Sci-Fi Horrorfest – First Men in the Moon (1964)

2018 Sci-Fi Horrorfest: First Men in the Moon (1964)
Cast:        Edward Judd as Arnold Bedford
Martha Hyer as Kate Callender
Lionel Jeffries as Professor Cavor

Screenplay by Nigel Kneale & Jan Read
Based on the original story by H.G. Wells
Directed by Nathan Juran

Plot: When astronauts land on the moon in 1964, they discover an old British flag and a letter claiming the moon for Queen Victoria in 1899. The shocking news that man had been to the moon some 65 years earlier is confirmed when an investigative team locate the elderly Arnold Bedford, who proceeds to tell the tale of how, his girlfriend and Professor Cavor visited the moon and encountered an insect race known as the Selenites.


Richard’s Review: First Men in the Moon features special effects from the legendary Ray Harryhausen. However, it rarely gets mentioned and is always overshadowed by many of his other works. There are multiple reasons for this as the movie had several key issues that prevented it from being as good as it could have been. First, the film is too long at an hour and 45 minutes. It takes nearly 45 minutes for our space travelers to actually lift off. There is way too much build-up to the launch, resulting in a very slow pace to the film. 20 minutes or so could have been edited out to speed up the opening. As well, nearly an hour spent on the moon means the action tends to drag on in many places. Again, I think 15 minutes could be shaved off this segment, resulting in a much quicker and more appropriate running time of 70 minutes.

In addition to some editing and a tighter script, it’s difficult to determine who is the true hero of the story. Arnold Bedford comes across as deceitful and less than pleasant towards the Selenites on the moon when he is actually invading their world. Professor Cavor is eccentric but seems self-centered towards the end, which ultimately plays a part in the rushed final scene. The film wraps the story up too quickly and could have used another five minutes to expand on the conclusion.

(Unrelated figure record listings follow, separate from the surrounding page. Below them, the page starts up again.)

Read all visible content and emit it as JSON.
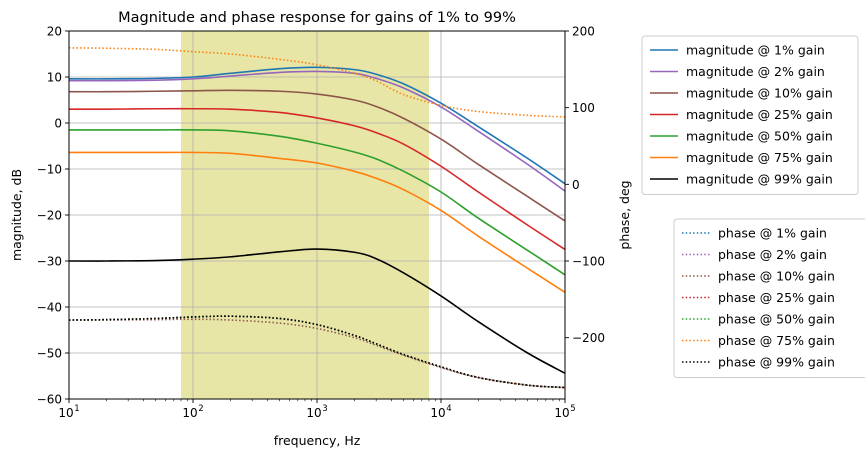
{
  "chart_data": {
    "type": "line",
    "title": "Magnitude and phase response for gains of 1% to 99%",
    "xlabel": "frequency, Hz",
    "ylabel": "magnitude, dB",
    "y2label": "phase, deg",
    "x_scale": "log",
    "xlim": [
      10,
      100000
    ],
    "ylim": [
      -60,
      20
    ],
    "y2lim": [
      -280,
      200
    ],
    "x_ticks": [
      10,
      100,
      1000,
      10000,
      100000
    ],
    "x_tick_labels": [
      {
        "base": "10",
        "exp": "1"
      },
      {
        "base": "10",
        "exp": "2"
      },
      {
        "base": "10",
        "exp": "3"
      },
      {
        "base": "10",
        "exp": "4"
      },
      {
        "base": "10",
        "exp": "5"
      }
    ],
    "y_ticks": [
      20,
      10,
      0,
      -10,
      -20,
      -30,
      -40,
      -50,
      -60
    ],
    "y_tick_labels": [
      "20",
      "10",
      "0",
      "−10",
      "−20",
      "−30",
      "−40",
      "−50",
      "−60"
    ],
    "y2_ticks": [
      200,
      100,
      0,
      -100,
      -200
    ],
    "y2_tick_labels": [
      "200",
      "100",
      "0",
      "−100",
      "−200"
    ],
    "grid": true,
    "shaded_band": {
      "x_from": 80,
      "x_to": 8000,
      "color": "#e8e6a6"
    },
    "magnitude_legend_placement": "outside-right-top",
    "phase_legend_placement": "outside-right-bottom",
    "x_samples": [
      10,
      20,
      50,
      100,
      200,
      500,
      1000,
      2000,
      3000,
      5000,
      10000,
      20000,
      50000,
      100000
    ],
    "magnitude_series": [
      {
        "name": "magnitude @ 1% gain",
        "color": "#1f77b4",
        "values": [
          9.6,
          9.6,
          9.7,
          10.0,
          10.8,
          11.8,
          12.1,
          11.6,
          10.6,
          8.5,
          4.3,
          -0.8,
          -7.7,
          -13.2
        ]
      },
      {
        "name": "magnitude @ 2% gain",
        "color": "#9467bd",
        "values": [
          9.2,
          9.2,
          9.3,
          9.6,
          10.2,
          11.0,
          11.2,
          10.8,
          9.7,
          7.6,
          3.5,
          -1.8,
          -9.0,
          -14.8
        ]
      },
      {
        "name": "magnitude @ 10% gain",
        "color": "#8c564b",
        "values": [
          6.8,
          6.8,
          6.9,
          7.0,
          7.1,
          6.9,
          6.3,
          5.0,
          3.6,
          1.0,
          -3.5,
          -9.0,
          -16.0,
          -21.3
        ]
      },
      {
        "name": "magnitude @ 25% gain",
        "color": "#d62728",
        "values": [
          3.0,
          3.0,
          3.1,
          3.1,
          3.0,
          2.3,
          1.1,
          -0.6,
          -2.1,
          -4.6,
          -9.4,
          -15.0,
          -22.2,
          -27.5
        ]
      },
      {
        "name": "magnitude @ 50% gain",
        "color": "#2ca02c",
        "values": [
          -1.5,
          -1.5,
          -1.5,
          -1.5,
          -1.7,
          -2.9,
          -4.4,
          -6.3,
          -7.8,
          -10.5,
          -15.0,
          -20.7,
          -27.7,
          -33.0
        ]
      },
      {
        "name": "magnitude @ 75% gain",
        "color": "#ff7f0e",
        "values": [
          -6.4,
          -6.4,
          -6.4,
          -6.4,
          -6.6,
          -7.7,
          -8.7,
          -10.5,
          -12.0,
          -14.5,
          -19.0,
          -24.6,
          -31.6,
          -36.8
        ]
      },
      {
        "name": "magnitude @ 99% gain",
        "color": "#000000",
        "values": [
          -30.0,
          -30.0,
          -29.9,
          -29.6,
          -29.1,
          -28.0,
          -27.4,
          -28.1,
          -29.5,
          -32.6,
          -37.6,
          -43.2,
          -50.0,
          -54.4
        ]
      }
    ],
    "phase_x_samples": [
      10,
      20,
      50,
      100,
      200,
      500,
      1000,
      2000,
      3000,
      5000,
      10000,
      20000,
      50000,
      100000
    ],
    "phase_series": [
      {
        "name": "phase @ 1% gain",
        "color": "#1f77b4",
        "values": [
          -177,
          -176.5,
          -175,
          -173,
          -172,
          -175,
          -183,
          -197,
          -208,
          -222,
          -238,
          -252,
          -262,
          -265
        ]
      },
      {
        "name": "phase @ 2% gain",
        "color": "#9467bd",
        "values": [
          -177,
          -176.5,
          -175,
          -173,
          -172,
          -175,
          -183,
          -197,
          -208,
          -222,
          -238,
          -252,
          -262,
          -265
        ]
      },
      {
        "name": "phase @ 10% gain",
        "color": "#8c564b",
        "values": [
          -177,
          -177,
          -176.5,
          -176,
          -177,
          -181,
          -188,
          -200,
          -210,
          -223,
          -239,
          -252,
          -262,
          -265
        ]
      },
      {
        "name": "phase @ 25% gain",
        "color": "#d62728",
        "values": [
          -177,
          -176.5,
          -175,
          -173,
          -172,
          -175,
          -183,
          -197,
          -208,
          -222,
          -238,
          -252,
          -262,
          -265
        ]
      },
      {
        "name": "phase @ 50% gain",
        "color": "#2ca02c",
        "values": [
          -177,
          -176.5,
          -175,
          -173,
          -172,
          -175,
          -183,
          -197,
          -208,
          -222,
          -238,
          -252,
          -262,
          -265
        ]
      },
      {
        "name": "phase @ 75% gain",
        "color": "#ff7f0e",
        "values": [
          178,
          177.5,
          176,
          173,
          170,
          163,
          156,
          145,
          135,
          117,
          103,
          95,
          90,
          88
        ]
      },
      {
        "name": "phase @ 99% gain",
        "color": "#000000",
        "values": [
          -177,
          -176.5,
          -175,
          -173,
          -172,
          -175,
          -183,
          -197,
          -208,
          -222,
          -238,
          -252,
          -262,
          -265
        ]
      }
    ]
  }
}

Finally, Ray Harryhausen didn’t have as much to create for this film. The Selenites are at times Harryhausen creations while actors in suits in other scenes. The “moon bull” was fun and the highlight of the film. Unfortunately, the magic present in many of Harryhausen’s other films is lacking here. I enjoyed it more for what it could have been than for what it was. I would watch the movie again but it’s not the best of Harryhausen.


Karla’s Thoughts: The movie was way too long and would have been better by cutting out a lot of the opening scenes as well as on the moon. It was hard to like Bedford as he was a scam artist, treated his girlfriend badly and was mean to the Selenites from the very beginning. I enjoyed the premise and loved Ray Harryhausen’s work but I wish the science was a little more fact and less fantasy.


  • H.G. Wells published the original story in The Strand magazine from December 1900 to August 1901.
  • C.S. Lewis once stated that First Men in the Moon was one of the best science fiction stories he ever read.
  • The adventures on the moon in A Trip to the Moon (1902) were inspired by this novel.
  • Composer Bernard Herrmann was originally set to score this film but asked for too much money, resulting in producers Harryhausen and Charles Schneer to hire Laurie Johnson instead.

Availability: The film is available from Twilight Time on Blu-ray but is out-of-print, so expect to pay $60 or more. It’s still available on DVD but is currently going for $30. So the higher price may turn some of you off. Place it towards the bottom of your Harryhausen wish list.